Sovereignty takes centre stage in Taiwan’s presidential campaign

By Anna Costa

What would IR scholar Stephen Krasner say if asked to comment on the electoral battle taking place in Taiwan in view of the mid-January presidential elections? Brought to international fame by his provocative Sovereignty: Organized Hypocrisy, Krasner would have a hard time explaining why sovereignty, if it really is more a fiction than a political reality, is playing such a crucial role in the electoral contest currently taking place in Taiwan.

The campaign race sees the incumbent, Ma Ying-jeou of the nationalist KMT (Kuomintang Party) facing two rivals: Tsai Ing-wen, Chairwoman of DPP (Democratic Progressive Party) and the latest addition to the campaign, James Soong of PFP(People First Party).

Mrs Tsai is the candidate who directly threatens Ma’s re-election. A former vice-premier with a PhD from the London School of Economics, she is the first woman to run for the highest office in the context of a modern Chinese state.

Mr Soong, a veteran of Taiwanese politics and a former member of the KMT, is now seen as a threat to Ma: the two share a position favourable to continuing on the path of economic rapprochement with mainland China and this is likely to split the China-friendly vote disadvantaging the KMT candidate in the run against Tsai.

According to the estimate of the Centre for Prediction Markets of National Chengchi University, Ma, who was previously considered the likely winner, is now behind the DPP candidate by about 4 percentage points (44.1% to 48.6%), whilst Soong is expected to obtain 8.2% of the vote.

This estimate was obtained by allowing people in Taiwan and outside to bet on the election outcome with fake money. Predictions made in this way have in the past proven substantially more accurate than the polls undertaken by local newspapers, whose political affiliations negatively affect the objectivity of their results.

Multiple reasons explain Ma’s descent from a position of comfortably large consensus at the beginning of the electoral race, to the current risk of losing it. In general, incumbents who were in power during the global financial and economic crisis have a hard time getting re-elected. The island’s slow wage growth, rising unemployment and a widening wealth gap have caused growing discontent amongst the electorate. Many are dissatisfied with Ma’s economic rapprochement with Mainland China, which, whilst benefiting Taiwan, has caused a flight of jobs and investment from the island.

Tsai runs with the two-fold advantage of not having led the country through a period of sluggish growth, and of arguing in favour of greater economic independence from Mainland China at a time when many voters worry about overreliance on Beijing.
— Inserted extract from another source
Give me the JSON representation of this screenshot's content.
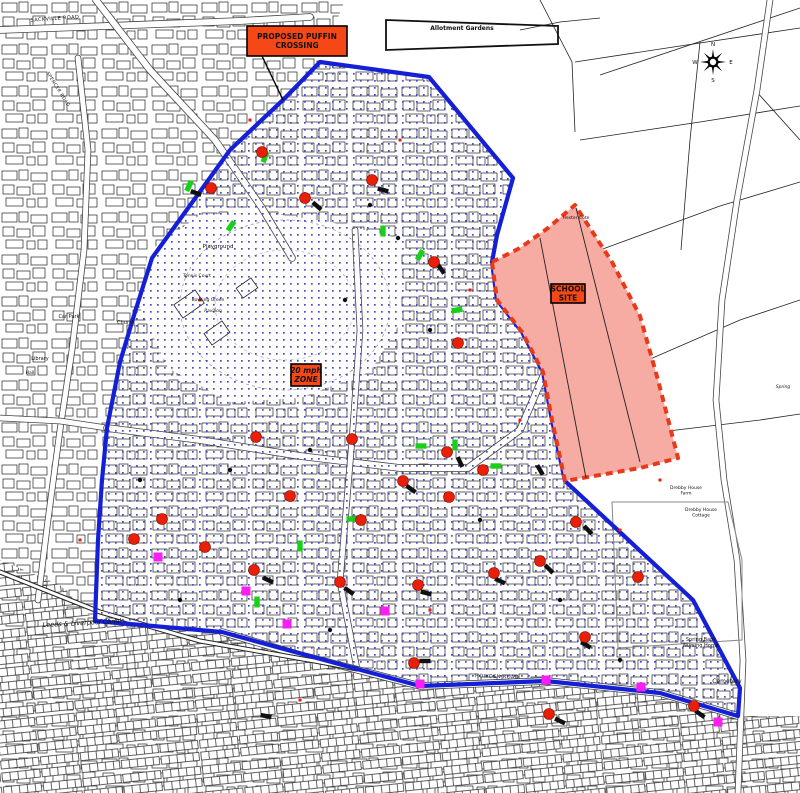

Karen Tsai, a financial-industry-worker, said: ‘Taiwan needs a president who will not solely count on China for its economic growth. Ma’s China-focused policy will only put Taiwan in a more vulnerable position both economically and politically.’

The issue of political vulnerability lies at the core of the preoccupations that are shaping this contest. Ma took his China-friendly stance a step too far when he declared that talks should be launched in view of reaching a peace pact between Beijing and Taipei within the next ten years. The unwelcome prospect of losing their country’s sovereignty to the regime across the Straits has alarmed a substantial number of Taiwanese voters who in reaction warmed to Tsai’s program of economic and political independence from Beijing.

The issue of Taiwan’s status has an existential connotation to it, as the legitimacy of the island’s sovereignty has been continuously disputed by its larger neighbour across the Straights. Mainland China, which never officially renounced its ‘national unification’ ambitions, considers Taiwan one of its provinces and has hundreds of missiles aimed at the island. Taiwan’s military alliance with the United States allows Taipei to maintain an ambiguous status quo whereby sovereignty is retained without recognition of independent statehood on the part of the international community.

This delicate international situation affects not only the course of Sino-US relations and therefore the security of the broader East Asian region, but also plays into power struggles at the level of Taiwan’s national politics. International competition has ramifications for intra-national competition, and vice versa: just as states compete with one another at the international level, within each state different groups compete with one another over control of the state and over the legitimacy to make decisions for the state. In Taiwan, this intra-state competition is especially visible, with Ma and Tsai competing for votes by offering two competing visions of Taiwanese identity in relation to its larger neighbour.

This election is fought on a large number of grounds, not least the environmental one and more specifically Taiwan’s energy policy, of particular relevance after the recent nuclear disaster affecting Japan. The decisive element, however, is likely to be the ability of the candidates to ingratiate popular support and stir it towards their own visions on the issues of defining Taiwan’s sovereignty and drawing the lines of the island’s relations with China, the US, the region and the world.